陳懷珠手中的燭臺被奪走, 她第一時間沒回過神來,盯著空了的手看了片刻,才慢慢轉過頭來, 看向元承均, “你怎麼來了?”

元承均手中燭臺上的焰火仍然在跳動, 火苗倒映進陳懷珠的雙眸中,卻照不亮半分神采。

他竟不知從何時起, 陳懷珠的眼神變得如此的陌生。

他將內心攪擾著他的紛繁思緒盡數趕出去, 方去牽她的手,說:“玉娘, 我當然是來救你的, 我是不會讓你在我眼前赴死的。”

陳懷珠自嘲地笑出聲, 她問:“那你的意思是, 我不該死在你的面前, 是我選錯了時候, 對不對?”

元承均用空著的一隻手撫上她的後腦, 開口時聲音竟然有幾分顫抖, “不是的,並非如此,玉娘, 我只是,不想讓你離開我,我不想讓你, 死……”他說最後一個字的時候, 聲音落得很輕,像是帶了某種試探的情緒。

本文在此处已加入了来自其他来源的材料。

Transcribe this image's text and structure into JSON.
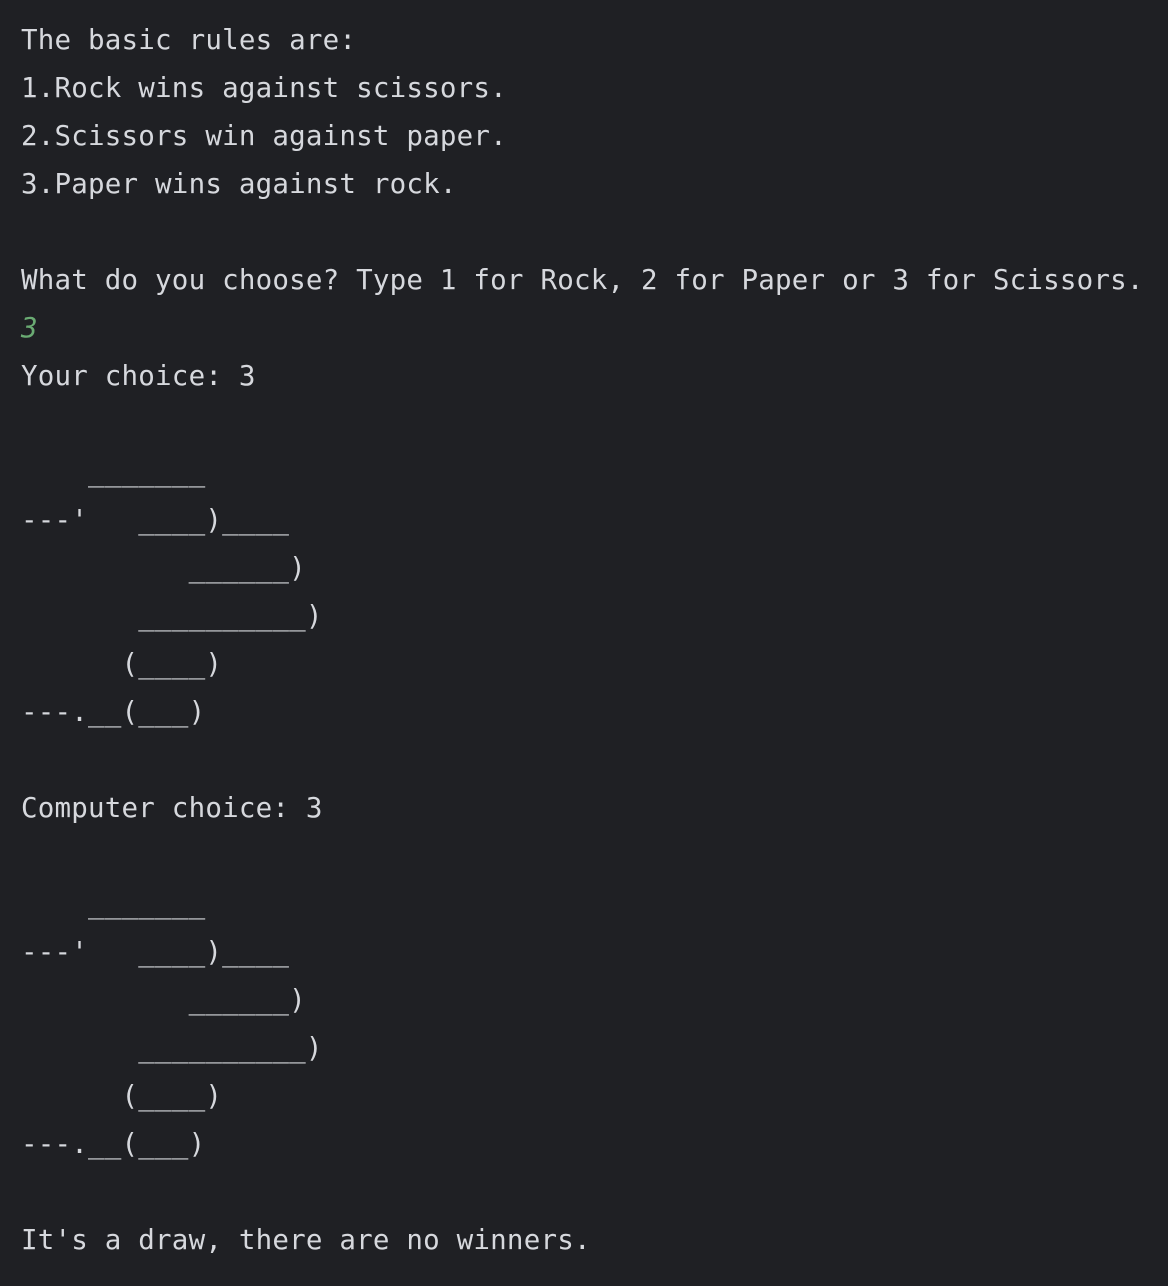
{
  "console": {
    "lines": [
      {
        "kind": "out",
        "text": "The basic rules are:"
      },
      {
        "kind": "out",
        "text": "1.Rock wins against scissors."
      },
      {
        "kind": "out",
        "text": "2.Scissors win against paper."
      },
      {
        "kind": "out",
        "text": "3.Paper wins against rock."
      },
      {
        "kind": "out",
        "text": ""
      },
      {
        "kind": "out",
        "text": "What do you choose? Type 1 for Rock, 2 for Paper or 3 for Scissors."
      },
      {
        "kind": "input",
        "text": "3"
      },
      {
        "kind": "out",
        "text": "Your choice: 3"
      },
      {
        "kind": "out",
        "text": ""
      },
      {
        "kind": "out",
        "text": "    _______"
      },
      {
        "kind": "out",
        "text": "---'   ____)____"
      },
      {
        "kind": "out",
        "text": "          ______)"
      },
      {
        "kind": "out",
        "text": "       __________)"
      },
      {
        "kind": "out",
        "text": "      (____)"
      },
      {
        "kind": "out",
        "text": "---.__(___)"
      },
      {
        "kind": "out",
        "text": ""
      },
      {
        "kind": "out",
        "text": "Computer choice: 3"
      },
      {
        "kind": "out",
        "text": ""
      },
      {
        "kind": "out",
        "text": "    _______"
      },
      {
        "kind": "out",
        "text": "---'   ____)____"
      },
      {
        "kind": "out",
        "text": "          ______)"
      },
      {
        "kind": "out",
        "text": "       __________)"
      },
      {
        "kind": "out",
        "text": "      (____)"
      },
      {
        "kind": "out",
        "text": "---.__(___)"
      },
      {
        "kind": "out",
        "text": ""
      },
      {
        "kind": "out",
        "text": "It's a draw, there are no winners."
      }
    ]
  },
  "colors": {
    "background": "#1f2024",
    "output_text": "#d6d8dd",
    "user_input": "#6aab73"
  }
}
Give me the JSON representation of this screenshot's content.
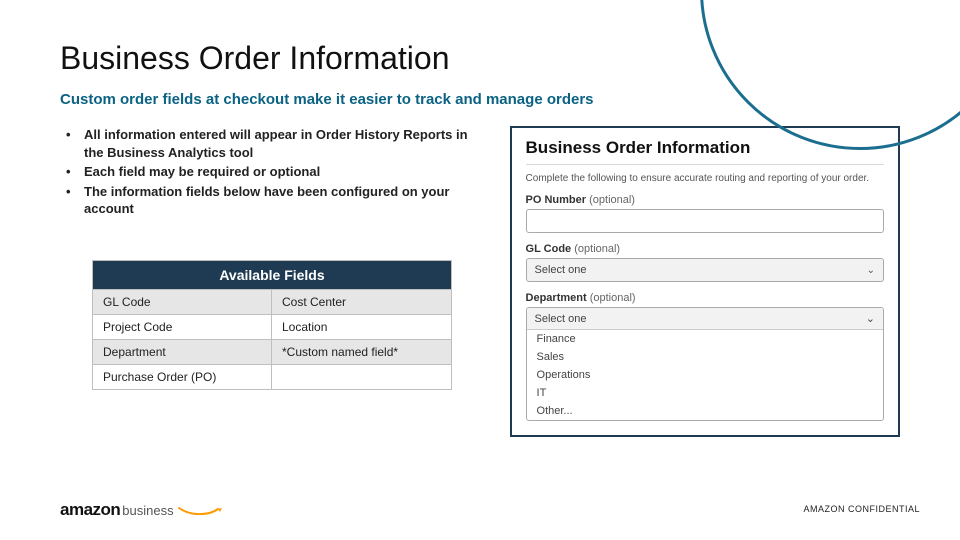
{
  "header": {
    "title": "Business Order Information",
    "subtitle": "Custom order fields at checkout make it easier to track and manage orders"
  },
  "bullets": [
    "All information entered will appear in Order History Reports in the Business Analytics tool",
    "Each field may be required or optional",
    "The information fields below have been configured on your account"
  ],
  "table": {
    "header": "Available Fields",
    "rows": [
      [
        "GL Code",
        "Cost Center"
      ],
      [
        "Project Code",
        "Location"
      ],
      [
        "Department",
        "*Custom named field*"
      ],
      [
        "Purchase Order (PO)",
        ""
      ]
    ]
  },
  "panel": {
    "title": "Business Order Information",
    "description": "Complete the following to ensure accurate routing and reporting of your order.",
    "po_label": "PO Number",
    "optional": "(optional)",
    "gl_label": "GL Code",
    "gl_value": "Select one",
    "dept_label": "Department",
    "dept_value": "Select one",
    "options": [
      "Finance",
      "Sales",
      "Operations",
      "IT",
      "Other..."
    ]
  },
  "footer": {
    "brand1": "amazon",
    "brand2": "business",
    "conf": "AMAZON CONFIDENTIAL"
  }
}
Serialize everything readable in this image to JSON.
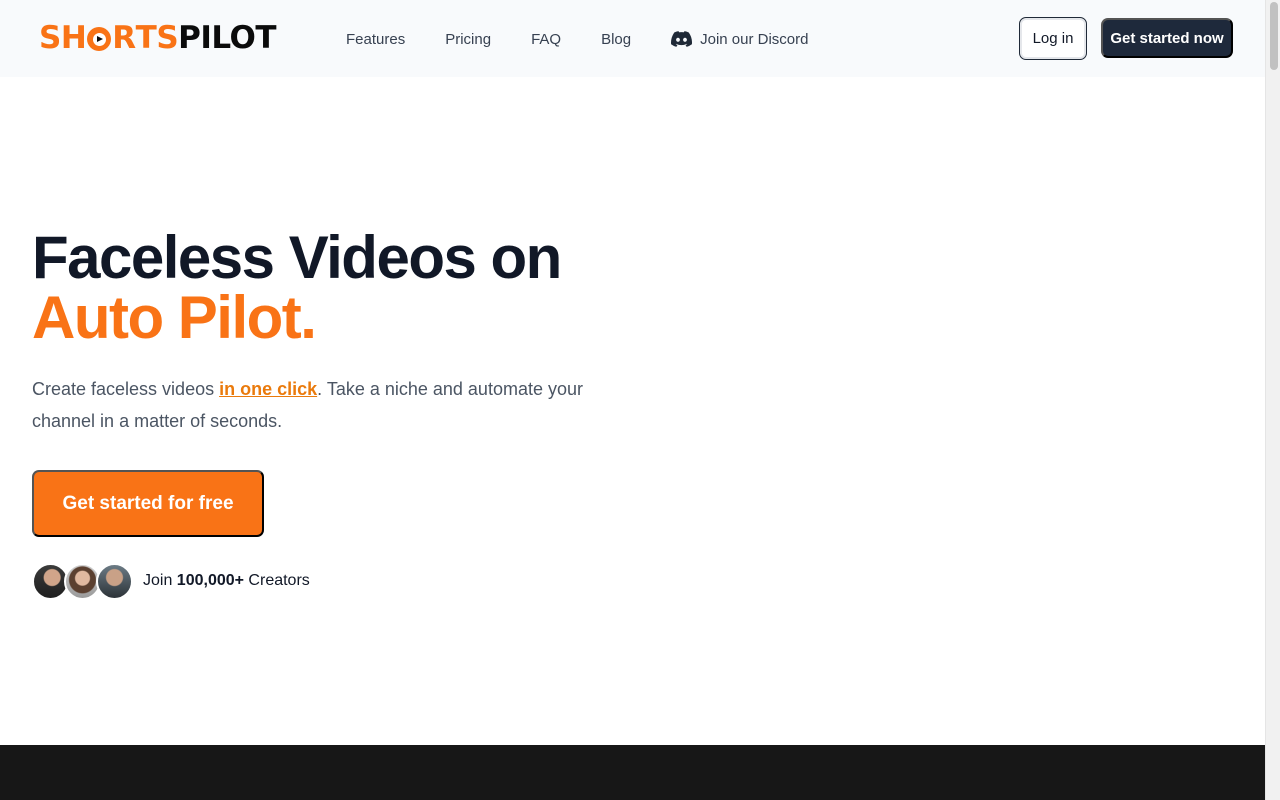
{
  "brand": {
    "part_a": "SHORTS",
    "part_b": "PILOT",
    "accent_color": "#f97316",
    "dark_color": "#1e293b"
  },
  "nav": {
    "items": [
      {
        "label": "Features"
      },
      {
        "label": "Pricing"
      },
      {
        "label": "FAQ"
      },
      {
        "label": "Blog"
      }
    ],
    "discord": {
      "label": "Join our Discord",
      "icon": "discord-icon"
    }
  },
  "header_actions": {
    "login_label": "Log in",
    "start_label": "Get started now"
  },
  "hero": {
    "title_line1": "Faceless Videos on",
    "title_line2": "Auto Pilot.",
    "subtitle_before": "Create faceless videos ",
    "subtitle_highlight": "in one click",
    "subtitle_after": ". Take a niche and automate your channel in a matter of seconds.",
    "cta_label": "Get started for free"
  },
  "social_proof": {
    "prefix": "Join ",
    "count": "100,000+",
    "suffix": " Creators"
  }
}
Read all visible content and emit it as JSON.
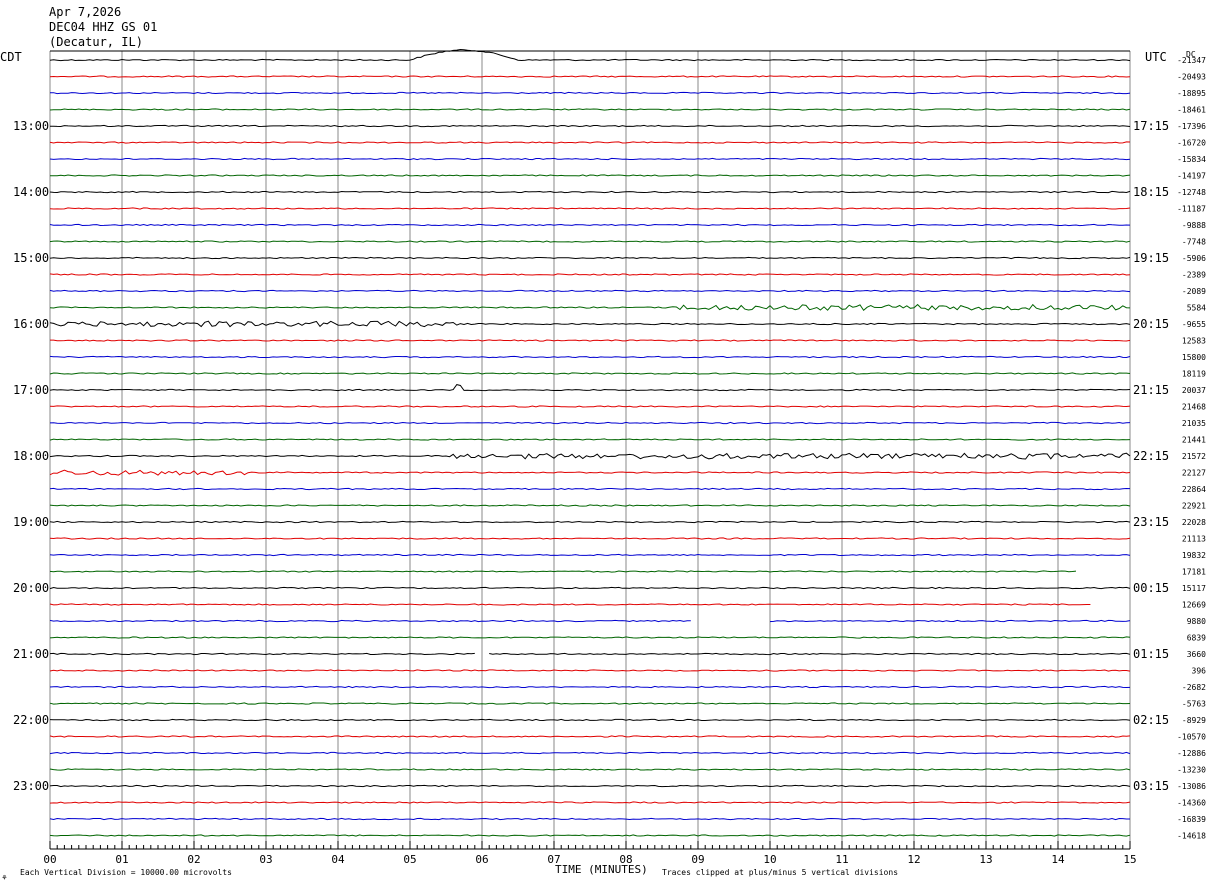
{
  "header": {
    "date": "Apr 7,2026",
    "station": "DEC04 HHZ GS 01",
    "location": "(Decatur, IL)"
  },
  "left_tz": "CDT",
  "right_tz": "UTC",
  "dc_label": "DC",
  "footer": {
    "scale_note": "Each Vertical Division = 10000.00 microvolts",
    "x_label": "TIME (MINUTES)",
    "clip_note": "Traces clipped at plus/minus 5 vertical divisions"
  },
  "colors": {
    "cycle": [
      "#000000",
      "#e00000",
      "#0000d0",
      "#006400"
    ],
    "grid": "#888888"
  },
  "chart_data": {
    "type": "line",
    "title": "DEC04 HHZ GS 01",
    "xlabel": "TIME (MINUTES)",
    "ylabel": "",
    "xlim": [
      0,
      15
    ],
    "x_ticks": [
      "00",
      "01",
      "02",
      "03",
      "04",
      "05",
      "06",
      "07",
      "08",
      "09",
      "10",
      "11",
      "12",
      "13",
      "14",
      "15"
    ],
    "left_hour_labels": [
      "13:00",
      "14:00",
      "15:00",
      "16:00",
      "17:00",
      "18:00",
      "19:00",
      "20:00",
      "21:00",
      "22:00",
      "23:00"
    ],
    "right_hour_labels": [
      "17:15",
      "18:15",
      "19:15",
      "20:15",
      "21:15",
      "22:15",
      "23:15",
      "00:15",
      "01:15",
      "02:15",
      "03:15"
    ],
    "dc_offsets": [
      "-21347",
      "-20493",
      "-18895",
      "-18461",
      "-17396",
      "-16720",
      "-15834",
      "-14197",
      "-12748",
      "-11187",
      "-9888",
      "-7748",
      "-5906",
      "-2389",
      "-2089",
      "5584",
      "-9655",
      "12583",
      "15800",
      "18119",
      "20037",
      "21468",
      "21035",
      "21441",
      "21572",
      "22127",
      "22864",
      "22921",
      "22028",
      "21113",
      "19832",
      "17181",
      "15117",
      "12669",
      "9880",
      "6839",
      "3660",
      "396",
      "-2682",
      "-5763",
      "-8929",
      "-10570",
      "-12886",
      "-13230",
      "-13086",
      "-14360",
      "-16839",
      "-14618"
    ],
    "scale_microvolts_per_division": 10000.0,
    "clip_divisions": 5,
    "trace_count": 48,
    "minutes_per_trace": 15,
    "events": [
      {
        "trace": 0,
        "start_min": 5.0,
        "end_min": 6.5,
        "kind": "long-period swell"
      },
      {
        "trace": 15,
        "start_min": 8.6,
        "end_min": 15.0,
        "kind": "noise burst"
      },
      {
        "trace": 16,
        "start_min": 0.0,
        "end_min": 5.7,
        "kind": "noise burst"
      },
      {
        "trace": 20,
        "start_min": 5.6,
        "end_min": 5.7,
        "kind": "spike"
      },
      {
        "trace": 24,
        "start_min": 5.5,
        "end_min": 15.0,
        "kind": "spike then elevated noise"
      },
      {
        "trace": 25,
        "start_min": 0.0,
        "end_min": 2.7,
        "kind": "elevated noise"
      }
    ],
    "gaps": [
      {
        "trace": 31,
        "start_min": 14.3,
        "end_min": 15.0
      },
      {
        "trace": 33,
        "start_min": 14.5,
        "end_min": 15.0
      },
      {
        "trace": 34,
        "start_min": 8.9,
        "end_min": 10.0
      },
      {
        "trace": 36,
        "start_min": 5.9,
        "end_min": 6.05
      }
    ],
    "grid": true
  }
}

陳懷珠卻輕輕垂下眼去,語氣已經聽不出任何波瀾, “可是,是你將我逼成這樣的,是你讓我處於這麼一種不仁不孝,生不如死的境地的,我一步步走到這樣山窮水盡的境地,你作為始作俑者,不應該滿意才是麼?”

元承均瞳孔一震,他的耳邊響起一陣刺耳的嗡鳴聲,絕望又悽愴的控訴聲似乎從很遙遠的地方傳來,又不停地在他的耳邊縈繞、迴旋。

“元承均,你滿意了麼?”

“是你把我逼成這樣的,你滿意了麼?”

還有無處陳懷珠曾同他說過的話,一併迴盪。

她說:“求求你放過我。”

她說:“可是我恨你。”

她說:“我不想再看見你。”

……

他幾乎難以剋制額際傳來的刺痛,他的視線也跟著漸漸模糊,手中的燭臺磕在了地上,他幾乎用盡了最後的理智,才勉強將燭臺在地上放穩,以免天氣乾燥,燭火引燃帳幔。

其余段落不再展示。